1 Par: a modern obsession
THE concept of par was only invented 50 years ago, as a way of presenting the relative positions of the players at the Masters when rounds were in progression. Until then, your position was simply how many shots you’d taken.
Now, because there is a perception that Majors need to be difficult, when setting up courses the various governing bodies (the Masters excepted) seemingly can’t wait to turn a par 5 or two back into par 4s.
So this year we had Congressional at par 71, with Sandwich and Atlanta par 70.
It doesn’t make any difference – the players are trying to shoot the lowest score and a 72 is a 72 whether you call it two over par or five under.
Or at least it shouldn’t. In fact the 18th at Atlanta really did confuse the players who seemed to feel obliged to attack the green in two even if they were in sand off the tee. The result was a hole whose stroke average over the course of the week was higher than that of the 12th, some 50 yards longer and a par 5.
2 Credit Dufner in the play-off
THE closing four-hole stretch at the Atlanta Athletic Club was described as the toughest this side of Carnoustie. (Although let’s not confuse it as being in the same class as the legendary Scottish links as a course).
There is, though, a parallel.
You would think that being level par for a three-hole play-off between two men without a Major to their name might have got the job done. Poor Jason Dufner – par, bogey, birdie was still a shot adrift of Keegan Bradley.
Now let’s rewind to the 2007 Open, which also featured a long-time leader who stumbled and ended up in a play-off against a man who had suffered a late blow-out he thought had cost him the chance of winning.
Sergio Garcia went bogey, par, par, par (and hit the pin on the second hole) and still lost by one to Padraig Harrington, who salvaged a one-putt double bogey from two visits to the Barry Burn on the last hole in regulation.
Dufner will be remembered as the man who threw away a four-shot lead with four holes – but, like Garcia four years ago, deserves much credit for the numbers he produced in the play-off.
It was noticeable in the last round that Westwood hit several indifferent approaches with short irons. 3 A Long putter wins a Major
IT might just be a trend, but to many these are depressing times and not just because Keegan Bradley became the first player to win a Major using a long putter.
They used to be the reserve of gnarled veterans who had lost their nerve over the short ones through years and years of putting under pressure.
Typically these putters allowed them to compete for longer.
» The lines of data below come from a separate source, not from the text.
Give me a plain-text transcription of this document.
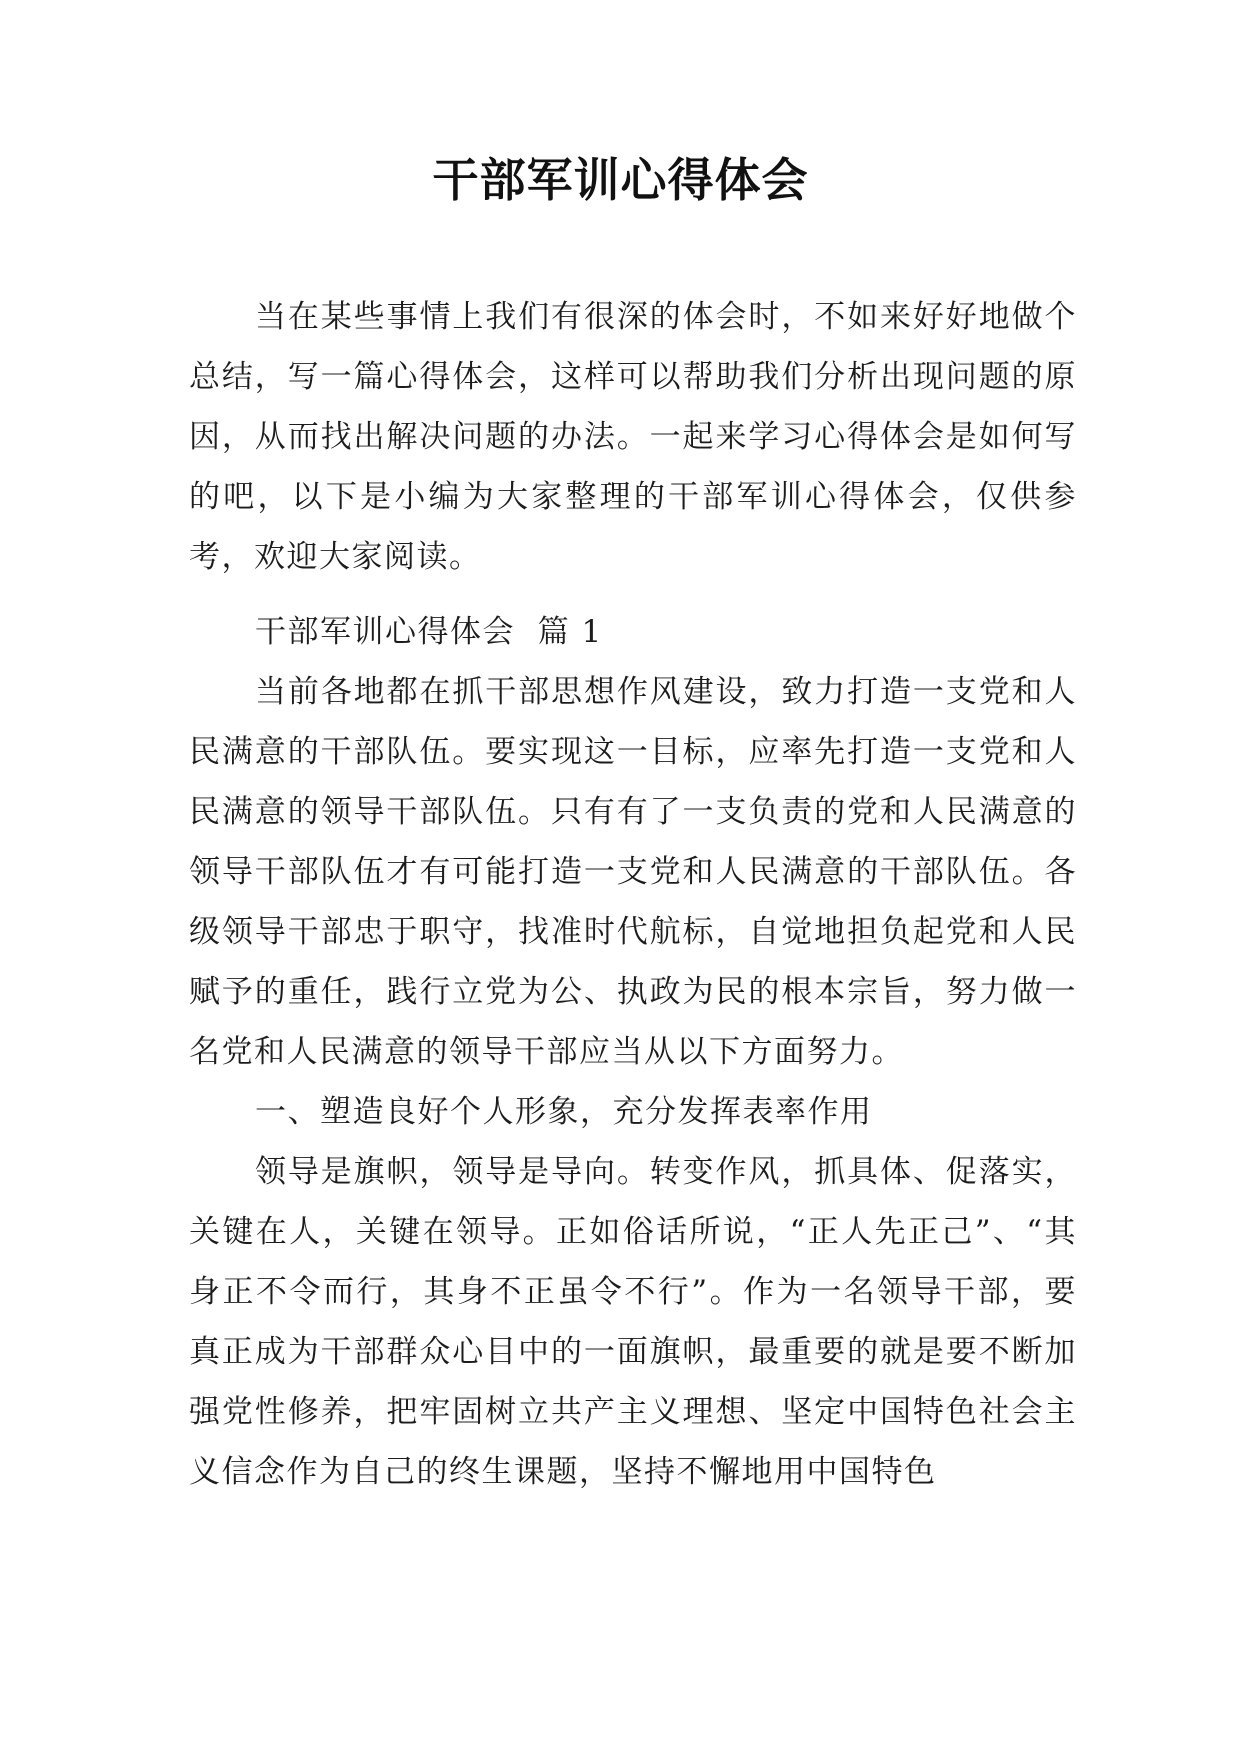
干部军训心得体会

当在某些事情上我们有很深的体会时，不如来好好地做个总结，写一篇心得体会，这样可以帮助我们分析出现问题的原因，从而找出解决问题的办法。一起来学习心得体会是如何写的吧，以下是小编为大家整理的干部军训心得体会，仅供参考，欢迎大家阅读。

干部军训心得体会  篇 1

当前各地都在抓干部思想作风建设，致力打造一支党和人民满意的干部队伍。要实现这一目标，应率先打造一支党和人民满意的领导干部队伍。只有有了一支负责的党和人民满意的领导干部队伍才有可能打造一支党和人民满意的干部队伍。各级领导干部忠于职守，找准时代航标，自觉地担负起党和人民赋予的重任，践行立党为公、执政为民的根本宗旨，努力做一名党和人民满意的领导干部应当从以下方面努力。

一、塑造良好个人形象，充分发挥表率作用

领导是旗帜，领导是导向。转变作风，抓具体、促落实，关键在人，关键在领导。正如俗话所说，“正人先正己”、“其身正不令而行，其身不正虽令不行”。作为一名领导干部，要真正成为干部群众心目中的一面旗帜，最重要的就是要不断加强党性修养，把牢固树立共产主义理想、坚定中国特色社会主义信念作为自己的终生课题，坚持不懈地用中国特色
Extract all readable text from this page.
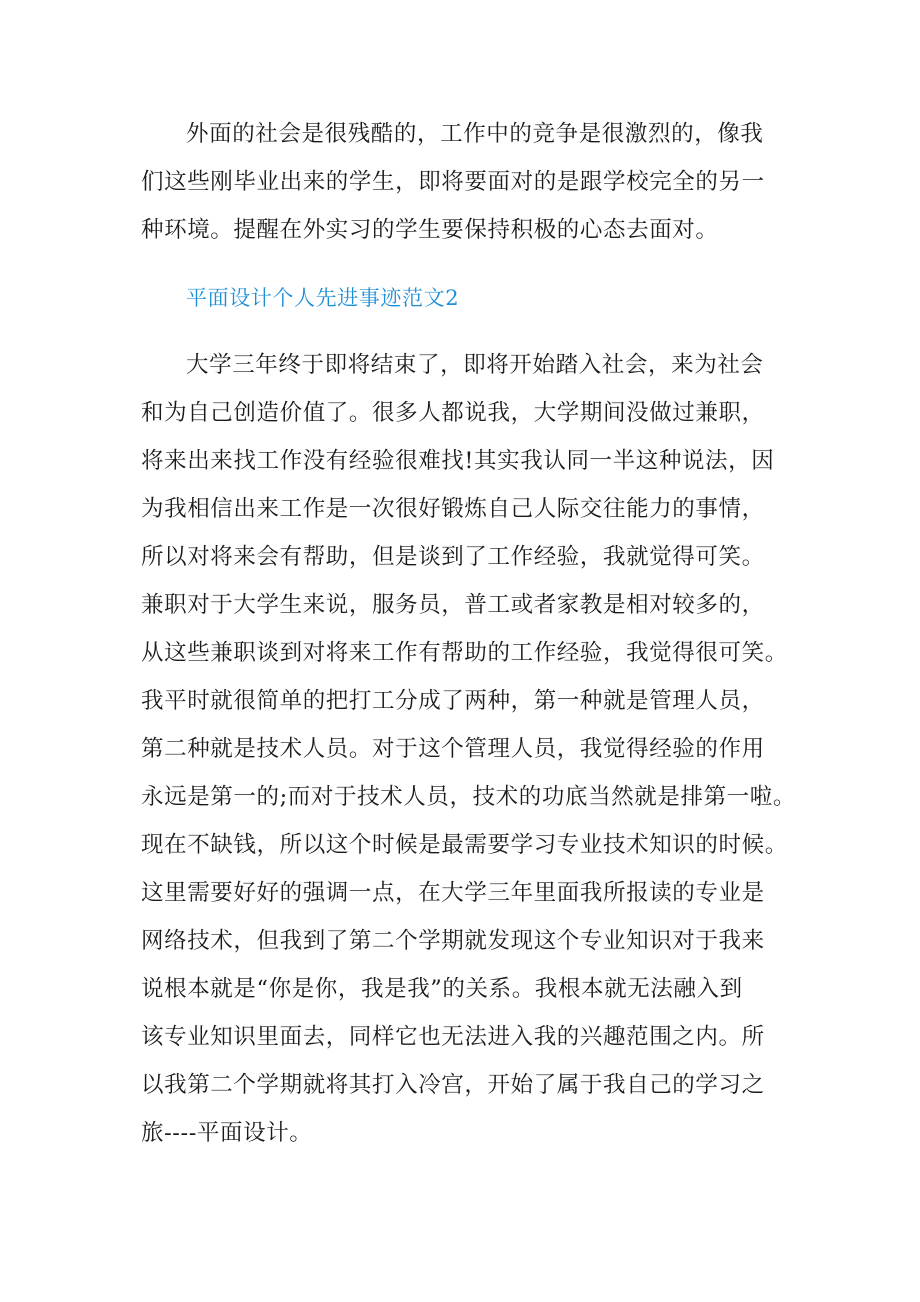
外面的社会是很残酷的，工作中的竞争是很激烈的，像我
们这些刚毕业出来的学生，即将要面对的是跟学校完全的另一
种环境。提醒在外实习的学生要保持积极的心态去面对。
平面设计个人先进事迹范文2
大学三年终于即将结束了，即将开始踏入社会，来为社会
和为自己创造价值了。很多人都说我，大学期间没做过兼职，
将来出来找工作没有经验很难找!其实我认同一半这种说法，因
为我相信出来工作是一次很好锻炼自己人际交往能力的事情，
所以对将来会有帮助，但是谈到了工作经验，我就觉得可笑。
兼职对于大学生来说，服务员，普工或者家教是相对较多的，
从这些兼职谈到对将来工作有帮助的工作经验，我觉得很可笑。
我平时就很简单的把打工分成了两种，第一种就是管理人员，
第二种就是技术人员。对于这个管理人员，我觉得经验的作用
永远是第一的;而对于技术人员，技术的功底当然就是排第一啦。
现在不缺钱，所以这个时候是最需要学习专业技术知识的时候。
这里需要好好的强调一点，在大学三年里面我所报读的专业是
网络技术，但我到了第二个学期就发现这个专业知识对于我来
说根本就是“你是你，我是我”的关系。我根本就无法融入到
该专业知识里面去，同样它也无法进入我的兴趣范围之内。所
以我第二个学期就将其打入冷宫，开始了属于我自己的学习之
旅----平面设计。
We think of Bernhard Langer and Sam Torrance, Colin Montgomerie and Tom Kite.
Now we are seeing young players coming out on tour with bellys (especially) and broom handles. Bradley, the winner, is a PGA Tour rookie. Also prominent at Atlanta were Adam Scott (broom) and Brendan Steele (belly).
4 Leaders’ curse
IN the last 18 months we have seen final-round meltdowns when leading from Johnson (Pebble Beach), Watney (Whistling Straits), McIlroy (Augusta) and now Dufner. The big difference being that Dufner’s came so late.
With four holes to play he led by four (and eventual winner Bradley by five). It wasn’t enough – and but for a very brave 15-footer for a bogey on the 15th, he might not even have made it into a play-off.
Which just goes to show how well Oosthuizen (Open, St Andrews) and McIlroy (US Open, Congressional) handled affairs.
Dufner will surely reflect that his long wait on the 15th tee proved fatal, shaking him from what seemed a dreamy, relaxed state of mind. The cause of the delay? That would be Bradley shooting himself out of contention with a triple-bogey six and handing Dufner the tournament.
Except that’s not quite how it worked out. How quickly that seemingly impregnable lead evaporated. Within 45 minutes, Dufner was heading for the 18th needing a par to make the play-off.
5 Lee’s putting
LEE WESTWOOD stormed away from the Open having missed the cut despite hitting as many greens over the first two days as anyone in the field. The World No 2 spent the weeks in between Sandwich and the PGA working with Dave Stockton on his putting mechanics, Ping on trying different models and Bob Rotella on his mental approach.
He turned up at Atlanta with a completely new style of putter and described his ball-striking the previous week as the best he had ever produced.
By Sunday, the latest putter had been binned and an old one returned, not that it made much difference as the Englishman continued to play arguably the best golf from tee to green and the worst on them – at least among the contenders.
It was noticeable in the last round that Westwood hit several indifferent approaches with short irons. You did wonder how much better they might have been had confidence in his putting been even a little higher.